Unadjusted payroll jobs moved up statewide by 32,000 (+0.7 percent) over the past year. Eight metro regions exhibited employment gains during this period, led by the Flint MSA (+2.0 percent). Six regions demonstrated nonfarm job reductions since February 2019, led by the Bay City metro area (-1.7 percent).    

County jobless rates down over month and year

All 83 Michigan counties reported jobless rate cuts in February, with a median reduction of 0.9 percentage points. All 83 counties also demonstrated jobless rate declines over the year.

For more detailed information, including data tables, view the full release.

 

Note: Data in this release is not seasonally adjusted. As a result, employment and unemployment trends may differ from previously released Michigan seasonally adjusted data.

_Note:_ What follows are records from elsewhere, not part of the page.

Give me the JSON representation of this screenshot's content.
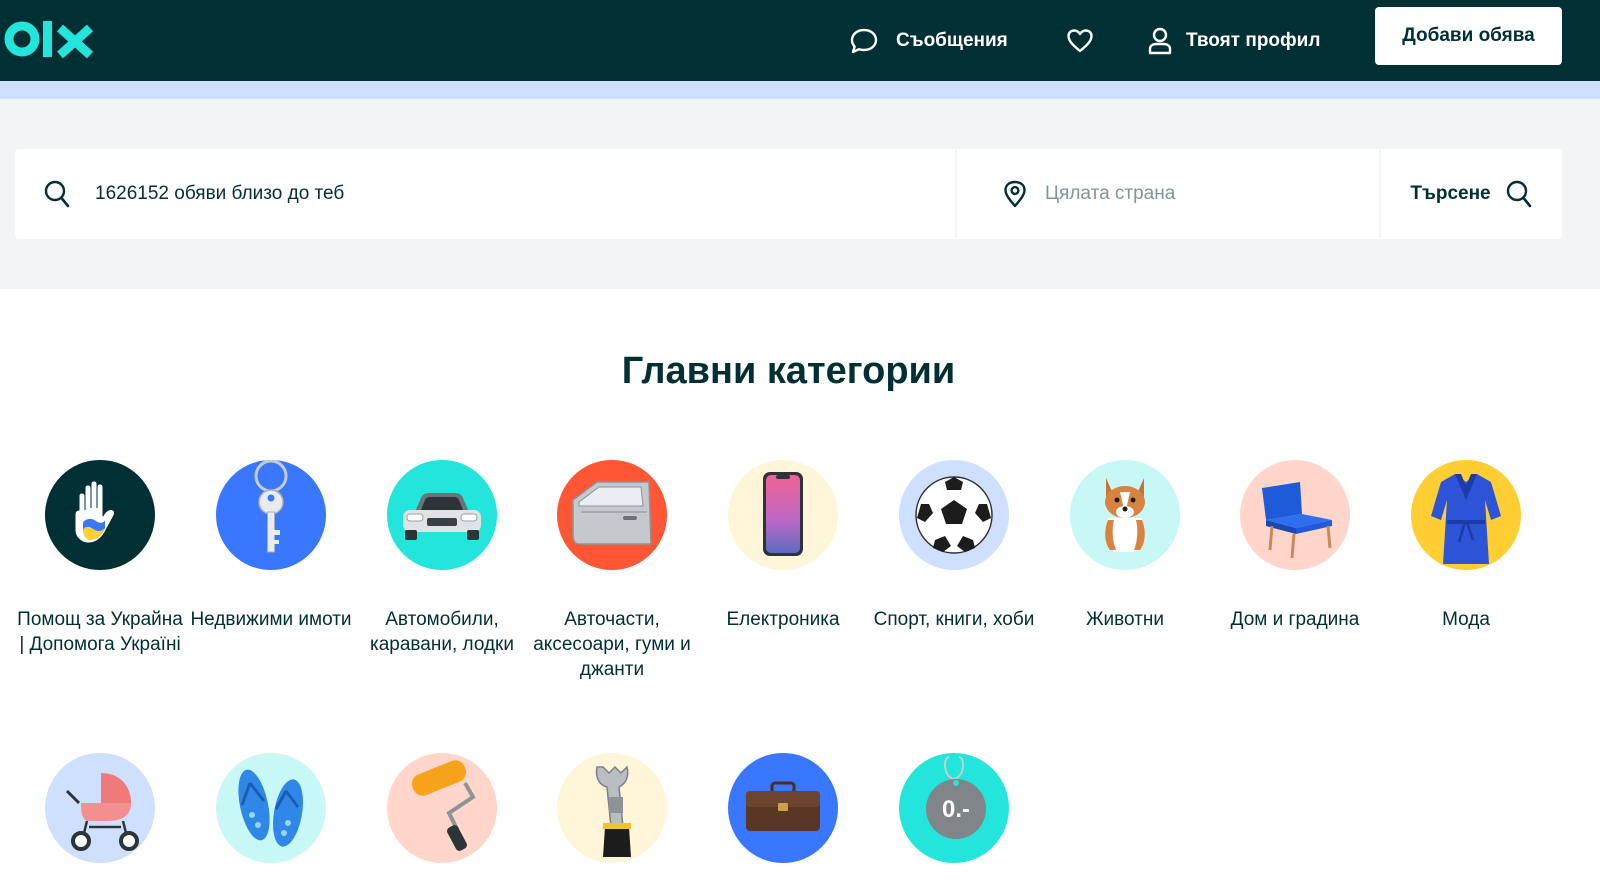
{
  "header": {
    "messages_label": "Съобщения",
    "profile_label": "Твоят профил",
    "add_ad_label": "Добави обява"
  },
  "search": {
    "query_placeholder": "1626152 обяви близо до теб",
    "location_placeholder": "Цялата страна",
    "button_label": "Търсене"
  },
  "categories": {
    "title": "Главни категории",
    "items": [
      {
        "label": "Помощ за Украйна | Допомога Україні",
        "icon": "ukraine-help-hand-icon",
        "bg": "#002f34"
      },
      {
        "label": "Недвижими имоти",
        "icon": "key-icon",
        "bg": "#3a77ff"
      },
      {
        "label": "Автомобили, каравани, лодки",
        "icon": "car-icon",
        "bg": "#23e5db"
      },
      {
        "label": "Авточасти, аксесоари, гуми и джанти",
        "icon": "car-door-icon",
        "bg": "#ff5636"
      },
      {
        "label": "Електроника",
        "icon": "smartphone-icon",
        "bg": "#fff6d9"
      },
      {
        "label": "Спорт, книги, хоби",
        "icon": "football-icon",
        "bg": "#cfdfff"
      },
      {
        "label": "Животни",
        "icon": "dog-icon",
        "bg": "#c8f8f6"
      },
      {
        "label": "Дом и градина",
        "icon": "armchair-icon",
        "bg": "#ffd6c9"
      },
      {
        "label": "Мода",
        "icon": "dress-icon",
        "bg": "#ffce32"
      },
      {
        "label": "",
        "icon": "baby-stroller-icon",
        "bg": "#cfdfff"
      },
      {
        "label": "",
        "icon": "flip-flops-icon",
        "bg": "#c8f8f6"
      },
      {
        "label": "",
        "icon": "paint-roller-icon",
        "bg": "#ffd6c9"
      },
      {
        "label": "",
        "icon": "wrench-icon",
        "bg": "#fff6d9"
      },
      {
        "label": "",
        "icon": "briefcase-icon",
        "bg": "#3a77ff"
      },
      {
        "label": "",
        "icon": "price-tag-icon",
        "bg": "#23e5db"
      }
    ]
  },
  "colors": {
    "brand_dark": "#002f34",
    "brand_accent": "#23e5db",
    "stripe": "#cfdfff",
    "band": "#f2f4f5"
  }
}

A breakdown of seasonally unadjusted February workforce estimates for Michigan and its 17 major labor market areas follows, along with a listing of county jobless rates for February.

Note to editors: Please ensure that the source for state unemployment rates reads “Michigan Department of Technology, Management & Budget.”

Note data revisions: The data in this release reflects recently revised historical estimates. All states in the nation participate in this revision process, which is facilitated by the U.S. Department of Labor, Bureau of Labor Statistics. 

Labor force estimates for Michigan counties have been revised for all months of 2019. Revised data will be released in coming weeks for 2015–2018.

In addition, unadjusted payroll job data for Michigan and all metro areas was revised for 2018 and 2019. Certain industries had more extensive data revisions, some back to 1990. For newly revised data, go to www.milmi.org/datasearch or contact DTMB at 313-456-3090.

Previously published data for these years should be replaced with these new series.

Note COVID-19 pandemic: Regional and county employment estimates are produced on a monthly basis using information from the week of the 12th of each month. The information in this release covers labor market trends for the week of Feb. 9–15, 2020, and does not show any impact from the coronavirus pandemic.